Paska kekalahan Ki Ageng Kutu[i] oleh Batara Katong, seni Jemblungan semakin populer di Ponorogo melalui Kyai Dono-Suto. Akan tetapi banyak pula yang tidak bisa menerima pengganti Ruwatan Purwa Kala itu, terutama di daerah Ponorogo Bagian Selatan. Demikian sebagaimana di jelaskan Mbah Yusuf.

Kondisi keterdesakan tradisi Ruwatan Purwa kala itu dirasakan oleh para Dalang Murwa kala sampai sekarang. Tradisi Murwa Kala hampir tidak dikenal orang Ponorogo, sampai suatu ketika RRI Madiun menyiarkan Ruwatan Murwa Kala di tahun 80-an. Meskipun masih ada, (walaupun sedikit) yang melakukan Ruwatan Murwa Kala, namun orang menyebutnya sebagai Jemblungan. Mbah Toikromo sendiri sempat mengingat cerita gurunya, Dalang Sadi, tentang pertarungan itu.[]

* Murdianto, Peneliti Dosen Institut Agama Islam Sunan Giri (INSURI) Ponorogo

* Jamal  Mustofa, Peneliti Institute for Religion and Cultural Studies Ponorogo

Referensi:

Ridho Kurnianto, Sinkretisme Budaya Jawa-Islam: Jemblung Katong Wecono, tidak di terbitkan. Ponorogo: P3M UNMUH Ponorogo, 2003

Wawancara dengan Mbah Toikromo (dalang Ruwatan Purwo Kolo)

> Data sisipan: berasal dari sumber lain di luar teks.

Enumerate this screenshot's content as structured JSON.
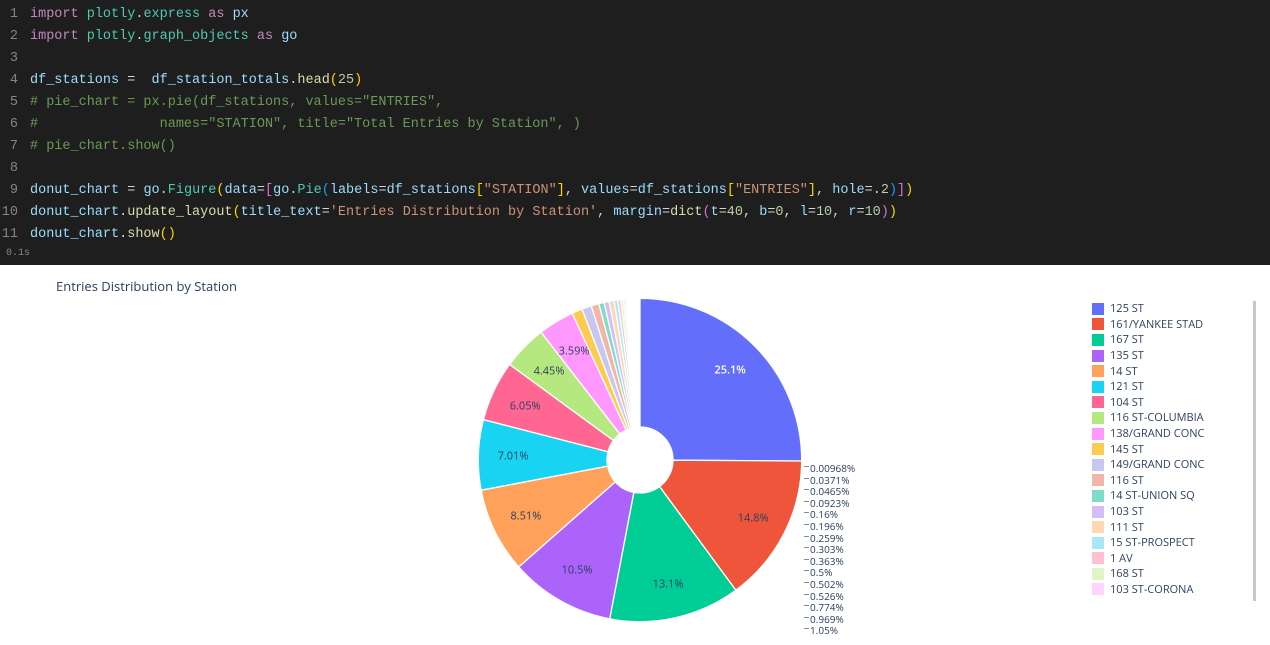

Wawancara dengan Mbah Yusuf (dalang Jemblung Katong Wecono)

 

[i] Ki Ageng Kutu, adalah seorang punggawa Majapahit yang menyingkir dari Majapahit, sebagai protes atas tindakan Raja Brawijaya V yang menikah dengan Putri Campa yang berakhir dengan masuknya Islam di tanah majapahit.